The approver does not see “the agent wants to record a vendor payment.” They see the exact debit, credit, amount, and the source document the proposal was built from. Judgment needs the real arguments, not the model’s prose about them.

What it cost

This shape is more work up front than one clever agent. You are running and versioning several servers instead of one. The orchestrator has to know which server owns which capability, and you have to keep those contracts honest as the underlying systems change. There is real glue.

And the gates add latency and friction. A controller approving every machine proposal is not a controller, it is a bottleneck wearing a fancier title. So the threshold matters. Small, routine, fully-reconciled entries auto-release under policy. The human’s attention is spent only where the amount or the ambiguity earns it. Get that line wrong toward caution and people route around your system. Get it wrong toward speed and you have rebuilt the monolith with extra steps.

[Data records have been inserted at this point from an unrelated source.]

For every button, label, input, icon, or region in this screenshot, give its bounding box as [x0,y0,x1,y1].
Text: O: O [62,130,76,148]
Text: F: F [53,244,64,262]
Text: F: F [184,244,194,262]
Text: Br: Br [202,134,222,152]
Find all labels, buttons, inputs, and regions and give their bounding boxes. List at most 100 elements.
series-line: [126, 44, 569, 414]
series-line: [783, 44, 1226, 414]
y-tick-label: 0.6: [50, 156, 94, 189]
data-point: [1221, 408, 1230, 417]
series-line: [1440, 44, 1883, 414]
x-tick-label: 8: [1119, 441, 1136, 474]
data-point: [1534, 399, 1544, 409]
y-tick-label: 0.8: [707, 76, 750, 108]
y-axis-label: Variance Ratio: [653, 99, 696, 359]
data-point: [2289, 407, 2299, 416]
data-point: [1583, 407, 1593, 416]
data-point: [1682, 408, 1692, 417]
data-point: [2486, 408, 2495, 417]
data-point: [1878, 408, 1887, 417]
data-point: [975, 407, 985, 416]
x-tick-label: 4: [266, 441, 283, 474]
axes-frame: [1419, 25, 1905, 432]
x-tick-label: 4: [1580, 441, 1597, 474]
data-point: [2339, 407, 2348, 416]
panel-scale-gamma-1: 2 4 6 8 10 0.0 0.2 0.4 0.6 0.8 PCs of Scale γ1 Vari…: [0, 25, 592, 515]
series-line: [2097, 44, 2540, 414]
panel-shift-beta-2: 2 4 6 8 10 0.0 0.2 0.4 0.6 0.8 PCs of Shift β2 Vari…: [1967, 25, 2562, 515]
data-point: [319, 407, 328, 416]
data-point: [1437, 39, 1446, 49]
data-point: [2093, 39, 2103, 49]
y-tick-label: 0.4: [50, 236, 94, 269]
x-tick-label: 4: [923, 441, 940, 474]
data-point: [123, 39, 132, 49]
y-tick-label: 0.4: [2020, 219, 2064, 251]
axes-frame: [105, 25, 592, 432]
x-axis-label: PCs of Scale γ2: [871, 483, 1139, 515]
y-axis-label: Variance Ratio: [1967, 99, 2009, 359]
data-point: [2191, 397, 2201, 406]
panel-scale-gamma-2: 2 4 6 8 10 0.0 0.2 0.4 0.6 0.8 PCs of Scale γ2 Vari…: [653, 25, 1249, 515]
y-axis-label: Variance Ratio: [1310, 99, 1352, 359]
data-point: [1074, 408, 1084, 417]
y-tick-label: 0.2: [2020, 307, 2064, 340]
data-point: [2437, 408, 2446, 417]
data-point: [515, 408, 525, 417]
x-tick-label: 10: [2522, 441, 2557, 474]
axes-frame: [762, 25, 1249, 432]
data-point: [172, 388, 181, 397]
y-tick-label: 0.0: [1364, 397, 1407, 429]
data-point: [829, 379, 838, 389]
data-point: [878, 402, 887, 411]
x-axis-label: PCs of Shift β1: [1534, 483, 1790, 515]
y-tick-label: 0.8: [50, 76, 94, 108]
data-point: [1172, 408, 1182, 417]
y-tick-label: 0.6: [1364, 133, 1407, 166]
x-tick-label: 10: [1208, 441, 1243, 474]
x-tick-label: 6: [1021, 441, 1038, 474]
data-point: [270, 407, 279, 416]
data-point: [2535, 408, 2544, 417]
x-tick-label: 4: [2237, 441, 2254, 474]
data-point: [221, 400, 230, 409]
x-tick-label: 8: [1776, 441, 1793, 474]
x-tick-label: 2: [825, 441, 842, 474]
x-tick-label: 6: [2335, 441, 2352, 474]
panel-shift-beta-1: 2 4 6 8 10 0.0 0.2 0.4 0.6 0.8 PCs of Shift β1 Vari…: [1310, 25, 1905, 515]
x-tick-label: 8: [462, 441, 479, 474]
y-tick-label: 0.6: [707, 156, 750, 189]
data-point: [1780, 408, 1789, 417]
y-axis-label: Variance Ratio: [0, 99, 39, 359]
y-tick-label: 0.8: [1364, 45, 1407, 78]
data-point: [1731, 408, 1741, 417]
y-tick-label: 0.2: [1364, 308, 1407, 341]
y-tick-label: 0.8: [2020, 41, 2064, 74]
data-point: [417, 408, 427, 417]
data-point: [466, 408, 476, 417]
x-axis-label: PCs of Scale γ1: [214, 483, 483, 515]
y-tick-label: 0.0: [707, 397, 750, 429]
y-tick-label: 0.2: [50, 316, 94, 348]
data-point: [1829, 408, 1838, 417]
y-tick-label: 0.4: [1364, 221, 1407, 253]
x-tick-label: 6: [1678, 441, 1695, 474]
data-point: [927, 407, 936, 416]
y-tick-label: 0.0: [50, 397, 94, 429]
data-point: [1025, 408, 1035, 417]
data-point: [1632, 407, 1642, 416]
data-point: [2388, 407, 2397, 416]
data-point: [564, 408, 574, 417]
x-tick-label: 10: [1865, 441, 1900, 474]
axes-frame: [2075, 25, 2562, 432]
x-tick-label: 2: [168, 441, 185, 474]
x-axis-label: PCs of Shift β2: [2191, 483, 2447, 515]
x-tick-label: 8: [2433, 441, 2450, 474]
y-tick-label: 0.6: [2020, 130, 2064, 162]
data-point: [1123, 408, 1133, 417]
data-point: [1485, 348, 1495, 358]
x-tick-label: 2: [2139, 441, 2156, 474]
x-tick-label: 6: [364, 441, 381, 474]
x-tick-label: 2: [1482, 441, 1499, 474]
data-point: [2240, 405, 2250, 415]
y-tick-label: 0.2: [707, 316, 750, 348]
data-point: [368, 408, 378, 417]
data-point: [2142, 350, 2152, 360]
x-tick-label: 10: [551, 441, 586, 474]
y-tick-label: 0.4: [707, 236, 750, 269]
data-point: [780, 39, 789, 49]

I will take the friction. In finance the question is never only “can the machine do this.” It is “can you prove, afterward, exactly what it did and that someone with authority let it.” A fabric of small servers with gated writes answers that by construction. One big agent answers it with a transcript and a shrug.

If you are wiring an agent to systems that move money, resist the elegant single brain. Build the boring fabric. The day something goes wrong, and it will, you want the blast radius to fit in one server and the answer to fit in one trace.